Recent progress in electrochemical CO2 reduction reaction on MOF- and COF-based catalysts

Abstract

Growing global energy demand continues to drive fossil-fuel–derived carbon dioxide (CO2) emissions. Electrochemical CO₂ reduction (eCO2R) has attracted attention as a carbon cycle technology owing to its ability to operate under ambient conditions and use renewable electricity directly. However, the high thermodynamic stability of CO₂, competition with the hydrogen evolution reaction, and low product selectivity can increase with careful catalyst design.

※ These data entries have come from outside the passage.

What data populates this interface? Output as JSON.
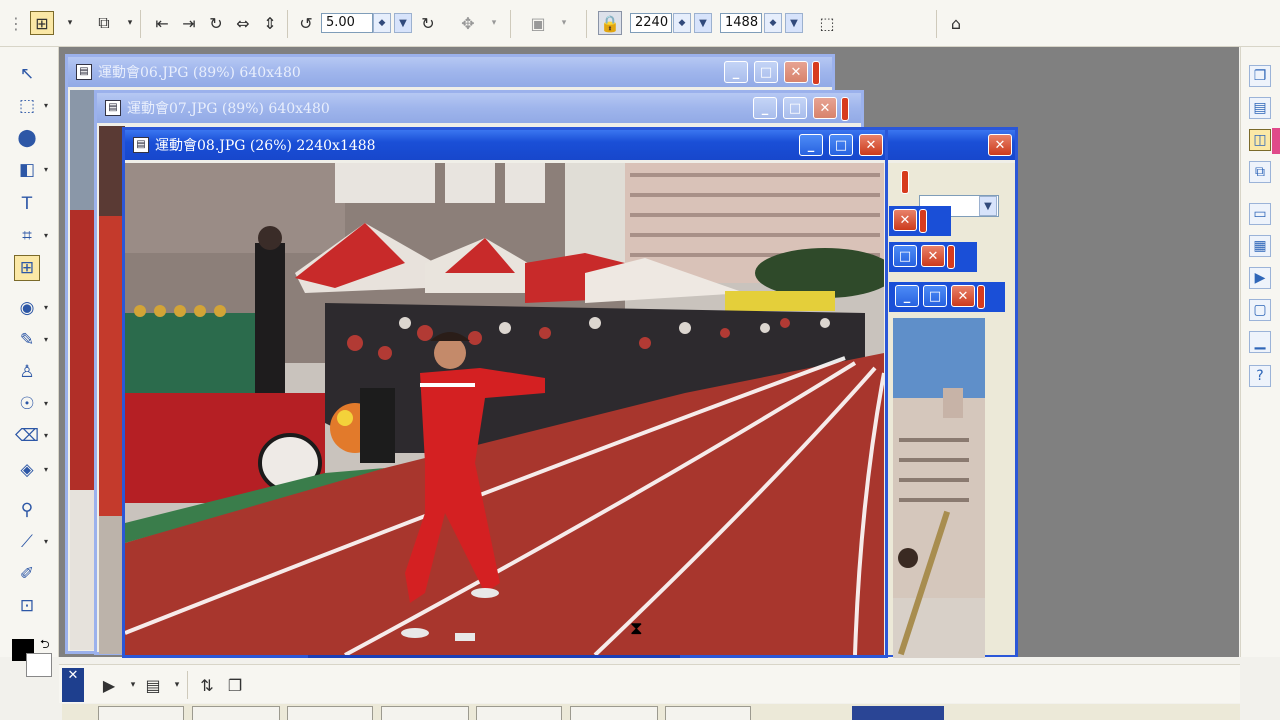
{
  "toolbar": {
    "rotate_value": "5.00",
    "width_value": "2240",
    "height_value": "1488"
  },
  "windows": [
    {
      "title": "運動會06.JPG (89%) 640x480"
    },
    {
      "title": "運動會07.JPG (89%) 640x480"
    },
    {
      "title": "運動會08.JPG (26%) 2240x1488"
    }
  ],
  "left_tools": [
    "pick-tool",
    "crop-select-tool",
    "shape-tool",
    "object-tool",
    "text-tool",
    "crop-tool",
    "transform-tool",
    "red-eye-tool",
    "brush-tool",
    "clone-tool",
    "dodge-tool",
    "eraser-tool",
    "fill-tool",
    "zoom-tool",
    "eyedropper-tool",
    "pen-tool",
    "resize-tool"
  ],
  "right_tools": [
    "copy-icon",
    "panel-icon",
    "layers-icon",
    "pages-icon",
    "window-icon",
    "color-icon",
    "play-icon",
    "info-icon",
    "histogram-icon",
    "help-icon"
  ],
  "colors": {
    "titlebar_active": "#1a4fd7",
    "titlebar_inactive": "#9fb5ec",
    "close_button": "#cc3a1c",
    "workspace": "#808080",
    "toolbar_bg": "#f7f6f1",
    "track_red": "#a8362d"
  }
}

Metal-organic frameworks (MOFs) and covalent-organic frameworks (COFs) offer porous structures and tunable metal active sites, enabling simultaneous control over CO2 adsorption/activation, intermediate stabilization, and product desorption. Therefore, they hold promise as eCO₂R catalyst platforms. This paper first summarizes the fundamental aspects of eCO₂R, and then compares the product selectivity on MOF- and COF-based catalysts. Finally, the product selectivity between the two frameworks is compared. On this basis, this study analyzed key design parameters, including the metal core composition, ligand electronics, and framework reconstruction, and developed guidelines for selecting an appropriate framework when a specific product is targeted. This review is expected to serve as a guide for the rational design of next-generation eCO₂R catalysts.